Department of Neurological Surgery, University of California, San Francisco, CA, United States of America.
MRC Brain Network Dynamics Unit, Nuffield Department of Clinical Neurosciences, University of Oxford, Oxford, United Kingdom.
J Neural Eng. 2022 Mar 31;19(2). doi: 10.1088/1741-2552/ac59a3.
. To provide a design analysis and guidance framework for the implementation of concurrent stimulation and sensing during adaptive deep brain stimulation (aDBS) with particular emphasis on artifact mitigations.. We defined a general architecture of feedback-enabled devices, identified key components in the signal chain which might result in unwanted artifacts and proposed methods that might ultimately enable improved aDBS therapies. We gathered data from research subjects chronically-implanted with an investigational aDBS system, Summit RC + S, to characterize and explore artifact mitigations arising from concurrent stimulation and sensing. We then used a prototype investigational implantable device, DyNeuMo, and a bench-setup that accounts for tissue-electrode properties, to confirm our observations and verify mitigations. The strategies to reduce transient stimulation artifacts and improve performance during aDBS were confirmed in a chronic implant using updated configuration settings.We derived and validated a 'checklist' of configuration settings to improve system performance and areas for future device improvement. Key considerations for the configuration include (a) active instead of passive recharge, (b) sense-channel blanking in the amplifier, (c) high-pass filter settings, (d) tissue-electrode impedance mismatch management, (e) time-frequency trade-offs in the classifier, (f) algorithm blanking and transition rate limits. Without proper channel configuration, the aDBS algorithm was susceptible to limit-cycles of oscillating stimulation independent of physiological state. By applying the checklist, we could optimize each block's performance characteristics within the overall system.
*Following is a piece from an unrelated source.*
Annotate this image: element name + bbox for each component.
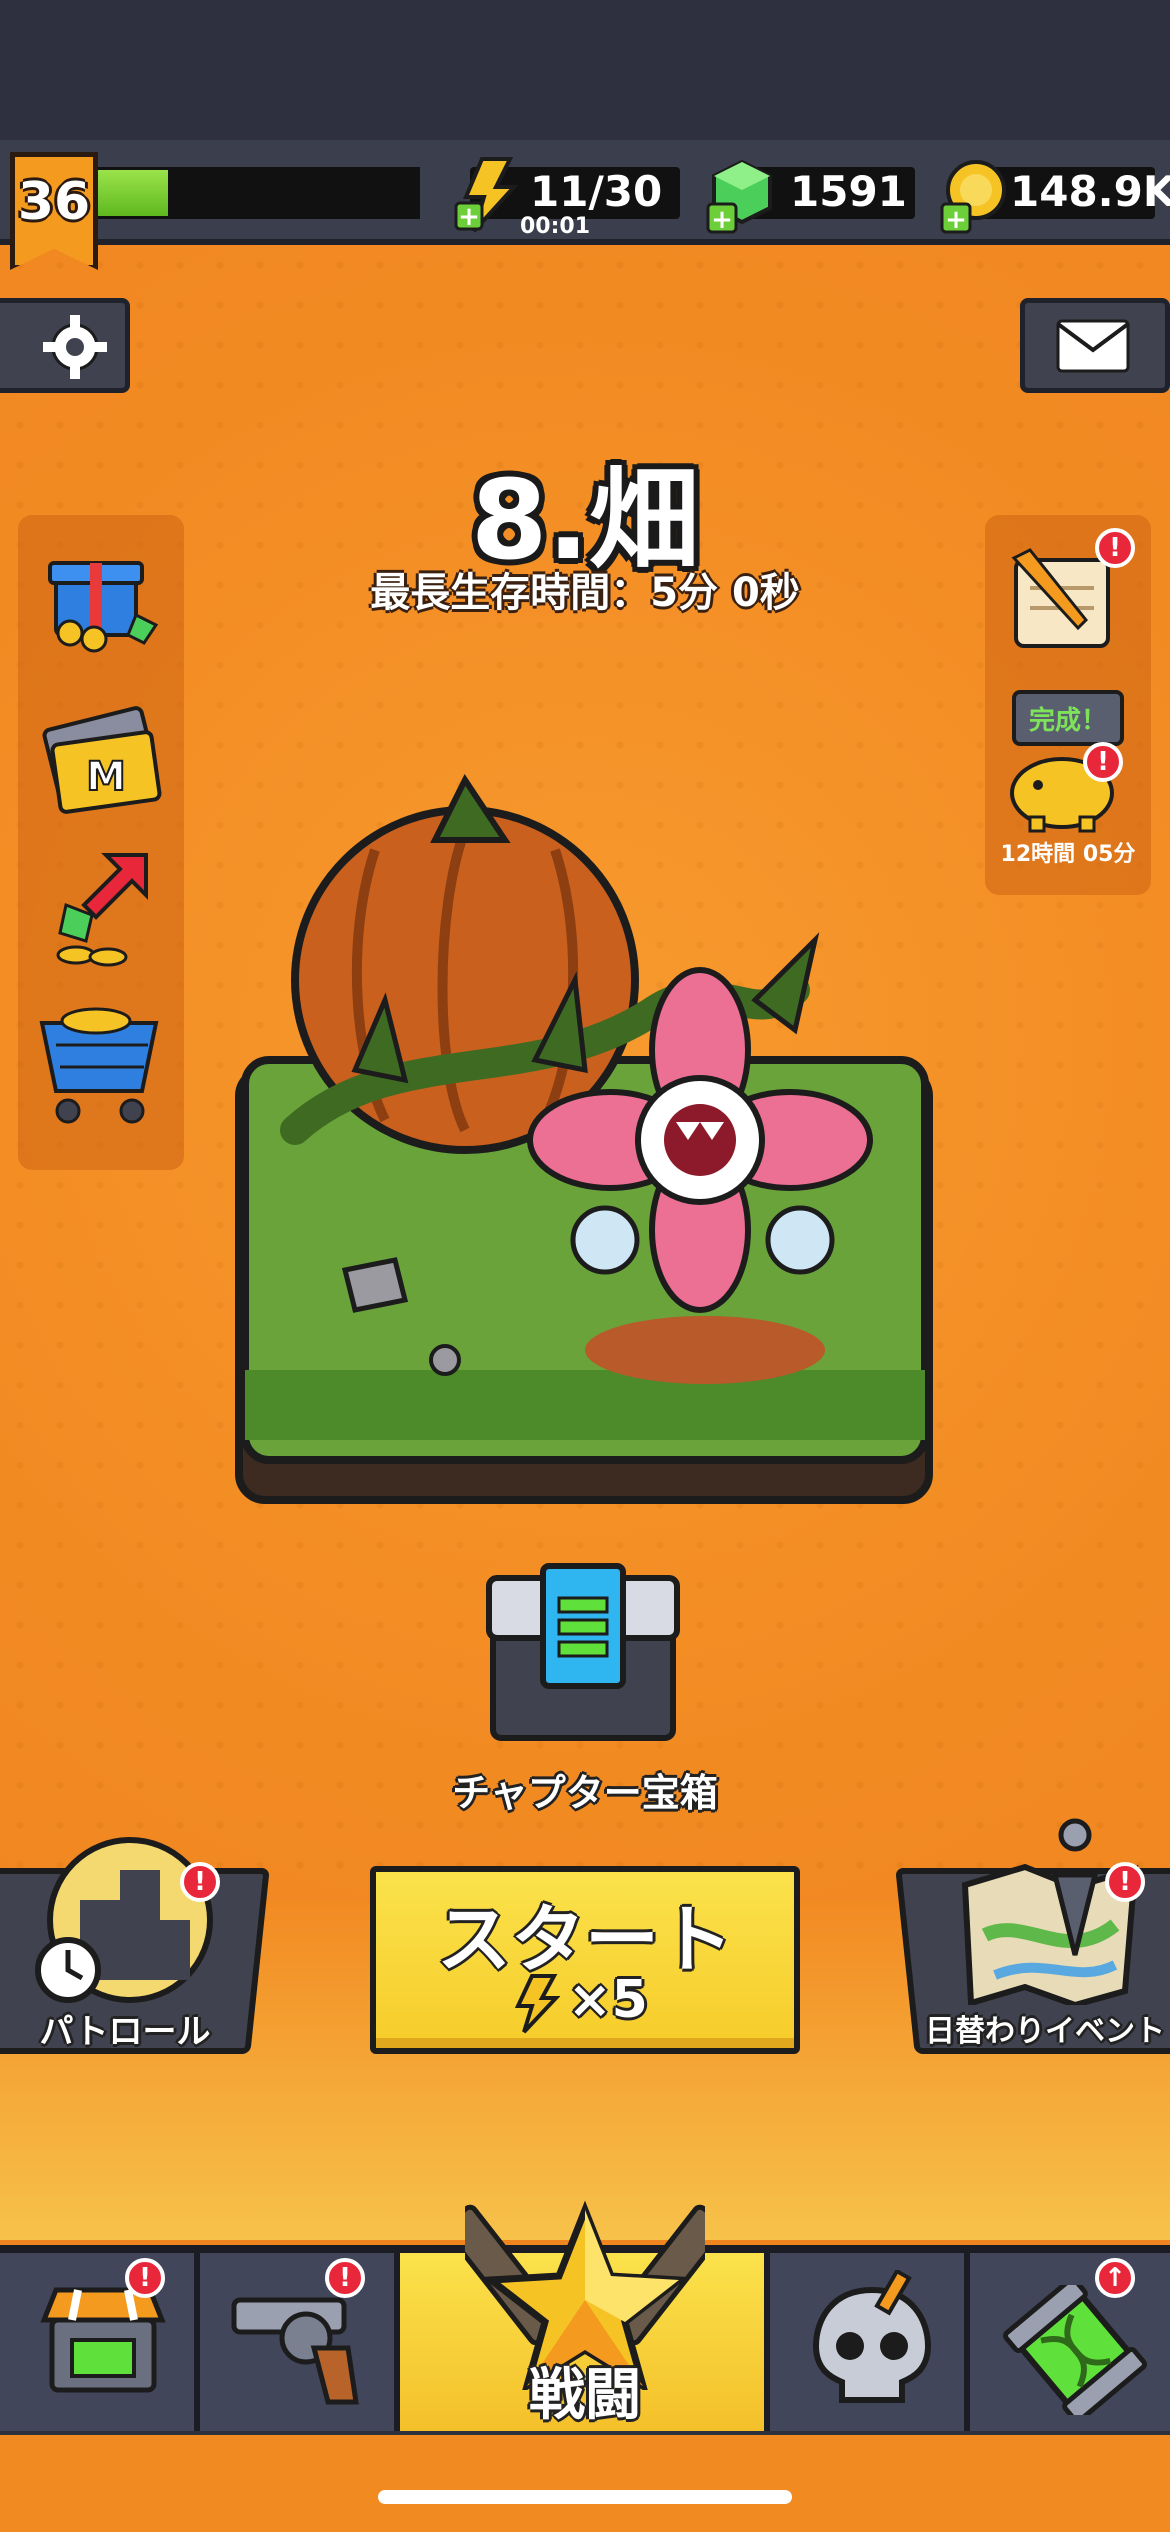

With system-level optimization, a 'fast' aDBS prototype algorithm was demonstrated to be feasible without reentrant loops, and with noise performance suitable for subcortical brain circuits.. We present a framework to study sources and propose mitigations of artifacts in devices that provide chronic aDBS. This work highlights the trade-offs in performance as novel sensing devices translate to the clinic. Finding the appropriate balance of constraints is imperative for successful translation of aDBS therapies.Institutional Review Board and Investigational Device Exemption numbers: NCT02649166/IRB201501021 (University of Florida), NCT04043403/IRB52548 (Stanford University), NCT03582891/IRB1824454 (University of California San Francisco). IDE #180 097.
. 为了在自适应深度脑刺激(aDBS)中实施同时刺激和感应提供设计分析和指导框架,特别强调对伪影的缓解。. 我们定义了一种具有反馈功能的设备的通用架构,确定了信号链中可能导致不必要伪影的关键组件,并提出了最终可能实现改进的 aDBS 治疗方法。我们从长期植入研究对象的研究用 aDBS 系统Summit RC + S 中收集数据,以描述和探索同时刺激和感应引起的伪影缓解。然后,我们使用原型研究用可植入设备 DyNeuMo 和考虑组织-电极特性的台式设备,来确认我们的观察结果并验证缓解措施。通过使用更新的配置设置,在慢性植入物中验证了减少暂态刺激伪影和提高 aDBS 期间性能的策略。我们得出并验证了一份用于改善系统性能和未来设备改进领域的配置设置“清单”。配置的关键考虑因素包括(a) 主动而不是被动充电,(b) 放大器中的感应通道空白,(c) 高通滤波器设置,(d) 组织-电极阻抗不匹配管理,(e) 分类器中的时频权衡,(f) 算法空白和转换率限制。如果没有适当的通道配置,aDBS 算法很容易受到与生理状态无关的振荡刺激的限制循环影响。通过应用清单,我们可以在整个系统中优化每个块的性能特征。通过系统级优化,演示了一种“快速”aDBS 原型算法是可行的,没有再进入循环,并且噪声性能适合皮质下脑回路。. 我们提出了一个框架来研究为慢性 aDBS 提供设备中的伪影源并提出缓解措施。这项工作强调了随着新型感应设备转化为临床应用,性能上的权衡取舍。找到适当的约束平衡对于成功转化 aDBS 治疗至关重要。机构审查委员会和研究设备豁免号:NCT02649166/IRB201501021(佛罗里达大学),NCT04043403/IRB52548(斯坦福大学),NCT03582891/IRB1824454(加利福尼亚大学旧金山分校)。IDE #180 097。